Li Wuping: First of all, Logyi has always been a deep user of ES. A lot of customer is a large amount of data, the product cluster scale deployment to meet hundreds of machines, new produce tens of terabytes of data every day, our products are mostly deployed in the user’s production environment, compared with their company internal use ES, fault handling, function can be much more difficult to debug, so we demand for function, performance, stability is very high.

Elasticsearch is implemented in the following ways:

The first is to optimize Elasticsearch functionality, performance and stability. Problems occur during the actual use of Elasticsearch. For example, field type conflicts are not allowed in Elasticsearch. When indexing, Elasticsearch checks to see if the new field has type conflicts across the entire cluster, which can cause data to pile up and the cluster to freeze. You need to optimize ES based on specific application scenarios, including Mapping update logic, adding long-term index storage, and optimizing Shard allocation logic for multiple storage paths. In addition, the Lucene search library for Elasticsearch calls has been improved and optimized, involving hundreds of source files and over ten thousand lines of source code.

Second, the professionalization of log search engine. Elasticsearch itself is a generic search engine, not a dedicated log analysis system, so there are a lot of features that are not required for log analysis. For example, logs are immutable and require little correlation. In fact, because Elasticsearch is available in a wider range of scenarios, some of the benefits mentioned above are subject to limitations.

Log Easy log search engine, greatly improving the log search performance. Here are the main improvements to search engines:

Optimization of field conflicts. Elasticsearch is schemaless, less is not No, there will still be field conflicts. This is particularly problematic with log data, which is often formatted differently. The log does its own processing in this area.

Statistical analysis and RESTful interface improvement. Elasticsearch’s statistical analytics and RESTful interface can be a source of JSON hell if you’re faced with complex requirements analysis. Of course, at this point, log easy also made the corresponding processing.

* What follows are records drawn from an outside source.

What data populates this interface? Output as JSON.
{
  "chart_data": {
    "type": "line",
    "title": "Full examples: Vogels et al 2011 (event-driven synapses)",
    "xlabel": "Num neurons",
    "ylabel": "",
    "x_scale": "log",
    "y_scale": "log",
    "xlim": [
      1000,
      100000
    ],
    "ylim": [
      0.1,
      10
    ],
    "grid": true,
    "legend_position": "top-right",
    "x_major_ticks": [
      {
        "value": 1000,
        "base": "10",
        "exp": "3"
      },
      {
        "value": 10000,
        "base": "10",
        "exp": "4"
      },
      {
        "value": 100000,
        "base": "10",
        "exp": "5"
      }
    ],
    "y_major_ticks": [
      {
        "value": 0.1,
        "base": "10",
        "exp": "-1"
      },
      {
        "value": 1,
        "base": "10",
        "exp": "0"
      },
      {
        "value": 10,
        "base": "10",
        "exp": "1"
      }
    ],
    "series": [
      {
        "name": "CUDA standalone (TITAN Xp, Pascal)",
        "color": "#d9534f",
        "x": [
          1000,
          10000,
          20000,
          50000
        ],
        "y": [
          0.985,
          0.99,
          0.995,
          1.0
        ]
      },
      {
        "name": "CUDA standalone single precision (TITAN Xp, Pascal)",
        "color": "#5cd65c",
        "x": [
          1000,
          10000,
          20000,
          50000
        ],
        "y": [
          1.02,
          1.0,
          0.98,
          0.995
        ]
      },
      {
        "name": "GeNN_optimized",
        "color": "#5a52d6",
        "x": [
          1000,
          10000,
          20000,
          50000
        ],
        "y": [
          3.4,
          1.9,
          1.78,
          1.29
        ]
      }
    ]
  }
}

Real-time and performance are also the focus of large-scale cluster improvement and optimization. The engine we redeveloped has been reformed and optimized in different degrees in Replica strategy, Segment merging strategy, weight elimination strategy and DocValues statistics.

If you want to explore Elasticsearch optimization experience, please join me at the CNUTCon log Processing forum in Shanghai in November.

Elasticsearch recently went public on THE Nyse, which is one of the few successful companies in the open source software field. After the listing, Elasticsearch will further improve its brand influence, financial strength and talent attraction. With this comes greater investment, which will certainly increase the influence of search engines in the technology community and the acceptance of search engine-based log analysis among IT professionals. The future of this sector should continue to flourish, and I expect more new scenarios to emerge.